Practical and Theoretical Implications
ATBench's comprehensive taxonomy, long-context scenarios, and transparent diagnosis structure enable several crucial lines of research:
- Robustness evaluation: By exposing diverse and obscured safety risks under realistic settings, the benchmark supports robust measurement of agent generalization and error detection capabilities.
- Guardrail development: Detailed diagnostic feedback informs the next generation of guard and intervention models, especially for subtle and temporally separated risk emergence.
- Root cause analysis: Taxonomy-aligned labels and difficult instances allow investigation into the provenance and propagation of agent failures, guiding architectural and training interventions towards better causal understanding.
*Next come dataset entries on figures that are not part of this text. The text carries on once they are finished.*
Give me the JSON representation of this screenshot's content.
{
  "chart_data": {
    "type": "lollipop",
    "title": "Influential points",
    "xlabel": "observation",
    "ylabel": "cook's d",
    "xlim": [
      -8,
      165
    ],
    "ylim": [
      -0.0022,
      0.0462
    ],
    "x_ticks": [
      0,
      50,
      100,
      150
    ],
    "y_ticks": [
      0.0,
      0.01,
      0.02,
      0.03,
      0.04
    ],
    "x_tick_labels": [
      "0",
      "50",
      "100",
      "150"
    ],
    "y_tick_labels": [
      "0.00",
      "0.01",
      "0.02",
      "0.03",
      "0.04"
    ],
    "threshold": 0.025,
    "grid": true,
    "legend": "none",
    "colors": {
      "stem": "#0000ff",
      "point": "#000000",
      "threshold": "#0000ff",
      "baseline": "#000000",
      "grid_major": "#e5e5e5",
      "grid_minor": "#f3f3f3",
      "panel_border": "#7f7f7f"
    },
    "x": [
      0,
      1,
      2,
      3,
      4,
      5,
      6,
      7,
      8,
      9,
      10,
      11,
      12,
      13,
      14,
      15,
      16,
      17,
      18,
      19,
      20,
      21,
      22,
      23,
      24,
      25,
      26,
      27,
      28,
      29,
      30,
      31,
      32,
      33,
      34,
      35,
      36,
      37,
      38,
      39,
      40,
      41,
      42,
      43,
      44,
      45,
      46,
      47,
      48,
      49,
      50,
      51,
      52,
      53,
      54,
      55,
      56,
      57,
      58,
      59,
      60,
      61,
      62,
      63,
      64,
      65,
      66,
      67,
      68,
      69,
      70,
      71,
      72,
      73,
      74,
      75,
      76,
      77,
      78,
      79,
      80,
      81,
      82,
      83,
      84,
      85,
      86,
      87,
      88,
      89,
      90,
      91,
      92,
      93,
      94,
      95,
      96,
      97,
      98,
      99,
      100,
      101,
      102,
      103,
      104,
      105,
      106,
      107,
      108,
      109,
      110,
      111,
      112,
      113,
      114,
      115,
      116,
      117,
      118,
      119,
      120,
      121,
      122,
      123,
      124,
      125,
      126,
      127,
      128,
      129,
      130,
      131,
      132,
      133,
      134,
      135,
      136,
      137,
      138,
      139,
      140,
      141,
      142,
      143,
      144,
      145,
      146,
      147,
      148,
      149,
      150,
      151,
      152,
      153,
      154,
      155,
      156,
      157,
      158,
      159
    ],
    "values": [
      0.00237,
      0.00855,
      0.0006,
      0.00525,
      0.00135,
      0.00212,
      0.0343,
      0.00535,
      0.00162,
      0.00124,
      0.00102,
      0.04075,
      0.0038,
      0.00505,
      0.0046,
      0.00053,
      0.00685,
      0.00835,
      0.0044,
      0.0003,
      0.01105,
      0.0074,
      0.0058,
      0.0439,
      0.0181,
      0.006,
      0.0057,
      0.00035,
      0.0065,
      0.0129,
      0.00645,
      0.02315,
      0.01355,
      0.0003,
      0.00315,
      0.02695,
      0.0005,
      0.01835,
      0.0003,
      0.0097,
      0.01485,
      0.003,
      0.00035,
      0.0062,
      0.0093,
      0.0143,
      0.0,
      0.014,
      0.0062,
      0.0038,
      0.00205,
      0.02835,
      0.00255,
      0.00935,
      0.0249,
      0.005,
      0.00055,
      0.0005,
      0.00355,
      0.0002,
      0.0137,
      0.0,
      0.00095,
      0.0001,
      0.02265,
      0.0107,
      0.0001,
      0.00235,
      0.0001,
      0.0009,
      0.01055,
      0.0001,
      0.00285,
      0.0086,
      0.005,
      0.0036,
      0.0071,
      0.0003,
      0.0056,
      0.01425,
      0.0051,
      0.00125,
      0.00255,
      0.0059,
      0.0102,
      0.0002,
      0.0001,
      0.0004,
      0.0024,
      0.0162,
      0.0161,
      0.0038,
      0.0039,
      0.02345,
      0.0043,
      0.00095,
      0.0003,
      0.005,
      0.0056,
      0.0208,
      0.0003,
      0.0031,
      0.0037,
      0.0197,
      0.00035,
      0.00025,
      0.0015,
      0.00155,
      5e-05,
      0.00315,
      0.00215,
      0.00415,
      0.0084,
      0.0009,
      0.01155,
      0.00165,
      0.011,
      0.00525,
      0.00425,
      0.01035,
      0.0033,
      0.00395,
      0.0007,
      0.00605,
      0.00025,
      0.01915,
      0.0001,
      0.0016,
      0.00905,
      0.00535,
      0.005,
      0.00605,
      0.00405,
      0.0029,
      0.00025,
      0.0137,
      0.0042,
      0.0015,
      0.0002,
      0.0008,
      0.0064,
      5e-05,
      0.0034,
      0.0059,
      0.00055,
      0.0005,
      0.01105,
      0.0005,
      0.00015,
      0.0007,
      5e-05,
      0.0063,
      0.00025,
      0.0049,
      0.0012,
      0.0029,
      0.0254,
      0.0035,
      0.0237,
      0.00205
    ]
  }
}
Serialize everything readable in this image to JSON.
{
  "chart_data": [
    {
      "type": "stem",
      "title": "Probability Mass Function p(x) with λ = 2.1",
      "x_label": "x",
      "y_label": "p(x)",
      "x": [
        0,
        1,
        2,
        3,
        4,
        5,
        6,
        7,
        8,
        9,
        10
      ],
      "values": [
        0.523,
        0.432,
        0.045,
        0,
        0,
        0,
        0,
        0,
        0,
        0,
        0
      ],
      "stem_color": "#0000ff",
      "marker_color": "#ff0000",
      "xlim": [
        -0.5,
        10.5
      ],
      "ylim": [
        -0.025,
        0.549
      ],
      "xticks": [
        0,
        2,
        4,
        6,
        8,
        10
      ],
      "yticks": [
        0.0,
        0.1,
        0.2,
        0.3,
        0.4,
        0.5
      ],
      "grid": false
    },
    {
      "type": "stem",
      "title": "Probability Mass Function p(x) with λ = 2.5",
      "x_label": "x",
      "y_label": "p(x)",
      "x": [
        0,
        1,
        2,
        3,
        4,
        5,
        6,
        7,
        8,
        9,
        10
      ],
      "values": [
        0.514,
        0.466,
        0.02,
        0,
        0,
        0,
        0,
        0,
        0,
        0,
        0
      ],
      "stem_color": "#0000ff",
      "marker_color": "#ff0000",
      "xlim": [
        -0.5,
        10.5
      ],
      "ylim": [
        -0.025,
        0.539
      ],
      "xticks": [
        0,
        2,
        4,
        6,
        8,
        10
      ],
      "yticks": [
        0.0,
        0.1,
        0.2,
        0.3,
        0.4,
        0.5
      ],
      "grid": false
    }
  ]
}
- Benchmarking advances: The pronounced drop in performance relative to previous datasets provides a tangible upper bound for the current state-of-the-art, exposing clear unsolved challenges in the discipline.
Future Directions
The framework outlined by ATBench creates a foundation for meaningful extensions:
- Multi-label and multi-causal cases: Moving beyond single-label annotation to model compounded or interacting failures.
- Multilingual and multimodal settings: Expanding scenario diversity to cross-linguistic and visual/task-embodied contexts.
- Active Benchmark Evolution: Incorporating adversarial and dynamic test-time generation to further probe and expand the failure surface.
Conclusion
ATBench provides a rigorously designed, richly annotated benchmark for trajectory-level safety evaluation and diagnosis in LLM-based agents. By integrating a diverse toolset, a principled taxonomy for risk/failure/harm, and a combination of synthetic and human-in-the-loop validation, the benchmark reveals substantial deficits in current models—especially for attribution and real-world harm detection. Its taxonomy-structured dataset enables orthogonal and cross-slice failure analysis, setting a new standard for evaluating agentic safety in realistic, long-horizon deployments. ATBench thus constitutes both a practical suite for benchmarking guard systems and a research testbed for the study of agentic risk understanding and mitigation.
Figure 5: ATBench overview: taxonomy, trajectory-level safety judgment, and a prompt-injection failure case.